Women are created for the purpose of giving life, and men to take it. Now we are giving it in a double sense. It’s not likely we are going to fail Tommy. We shall not flinch one iota, but when the war is over he must not grudge us, when we hear the bugle call of‘Lights out’, a brief, very brief, space of time to withdraw into our secret chambers and share, with Rachel the Silent, the lonely anguish of a bereft heart, and to look once more on the college cap, before we emerge stronger women to carry on the glorious work our men’s memories have handed down to us for now and all eternity.

Getting in touch

An incident which took place at a friend's house in September 1916 [p 241f]:

Towards the end of September, I stayed in Kent with a recently wounded First Battalion friend. An elder brother had been killed in the Dardanelles, and their mother kept the bedroom exactly as he had left it, with the sheets aired, the linen always freshly laundered, flowers and cigarettes by the bedside. She went around with a vague, bright religious look on her face. The first night I spent there, my friend and I sat up talking about the war until past twelve o’clock. His mother had gone to bed early, after urging us not to get too tired. The talk had excited me, and though I managed to fall asleep an hour later, I was continually awakened by sudden rapping noises, which I tried to disregard but which grew louder and louder. They seemed to come from everywhere. Soon sleep left me and I lay in a cold sweat. At nearly three o’clock, I heard a diabolic yell and a succession of laughing, sobbing shrieks that sent me flying to the door. In the passage I collided with the mother who, to my surprise, was fully dressed. ‘It’s nothing,’ she said. ‘One of the maids had hysterics. I’m so sorry you have been disturbed.’ So I went back to bed, but could not sleep again, though the noises had stopped.

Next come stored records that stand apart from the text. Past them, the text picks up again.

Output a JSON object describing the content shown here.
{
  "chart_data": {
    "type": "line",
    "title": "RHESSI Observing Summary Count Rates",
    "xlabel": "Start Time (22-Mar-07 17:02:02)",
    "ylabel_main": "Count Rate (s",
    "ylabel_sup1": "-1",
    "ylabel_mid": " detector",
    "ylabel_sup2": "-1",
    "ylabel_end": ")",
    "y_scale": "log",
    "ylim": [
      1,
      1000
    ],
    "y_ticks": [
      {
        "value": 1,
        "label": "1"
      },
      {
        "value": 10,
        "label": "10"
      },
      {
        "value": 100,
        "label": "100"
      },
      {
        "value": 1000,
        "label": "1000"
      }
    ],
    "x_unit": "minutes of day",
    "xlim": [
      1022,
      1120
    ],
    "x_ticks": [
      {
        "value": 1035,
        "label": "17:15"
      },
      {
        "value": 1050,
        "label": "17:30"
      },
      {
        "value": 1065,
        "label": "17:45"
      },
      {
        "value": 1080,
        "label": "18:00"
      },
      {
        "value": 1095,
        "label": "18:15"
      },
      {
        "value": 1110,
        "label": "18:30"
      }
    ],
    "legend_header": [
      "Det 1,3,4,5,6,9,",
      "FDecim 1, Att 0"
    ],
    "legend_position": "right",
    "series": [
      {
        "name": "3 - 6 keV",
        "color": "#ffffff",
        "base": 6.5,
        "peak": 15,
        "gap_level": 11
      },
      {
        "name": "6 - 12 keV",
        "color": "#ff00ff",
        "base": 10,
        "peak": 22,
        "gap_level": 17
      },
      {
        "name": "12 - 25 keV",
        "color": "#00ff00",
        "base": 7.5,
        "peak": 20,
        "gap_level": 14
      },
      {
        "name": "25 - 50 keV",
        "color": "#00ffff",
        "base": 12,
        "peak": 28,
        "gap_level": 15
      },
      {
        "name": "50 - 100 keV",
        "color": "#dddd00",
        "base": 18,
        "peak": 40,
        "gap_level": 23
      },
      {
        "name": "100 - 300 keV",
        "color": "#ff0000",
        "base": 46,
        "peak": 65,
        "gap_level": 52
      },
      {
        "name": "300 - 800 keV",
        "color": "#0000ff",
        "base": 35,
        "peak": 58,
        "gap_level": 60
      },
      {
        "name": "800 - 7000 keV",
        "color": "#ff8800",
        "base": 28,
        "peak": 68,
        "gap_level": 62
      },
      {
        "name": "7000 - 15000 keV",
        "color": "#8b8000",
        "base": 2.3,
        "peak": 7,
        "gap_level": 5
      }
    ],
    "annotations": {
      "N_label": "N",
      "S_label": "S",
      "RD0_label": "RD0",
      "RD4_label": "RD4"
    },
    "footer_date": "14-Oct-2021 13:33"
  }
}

In the morning I told my friend: ‘I’m leaving this place. It’s worse than France.’ There were thousands of mothers like her, getting in touch with their dead sons by various spiritualistic means.

Image of the month

William Orpen Ready To Start. Self Portrait, 1917

William Orpen (1878-1931), Ready To Start. Self Portrait, Cassel (near Dunkirk), 10 June 1917. Image: IWM Imperial War Museums.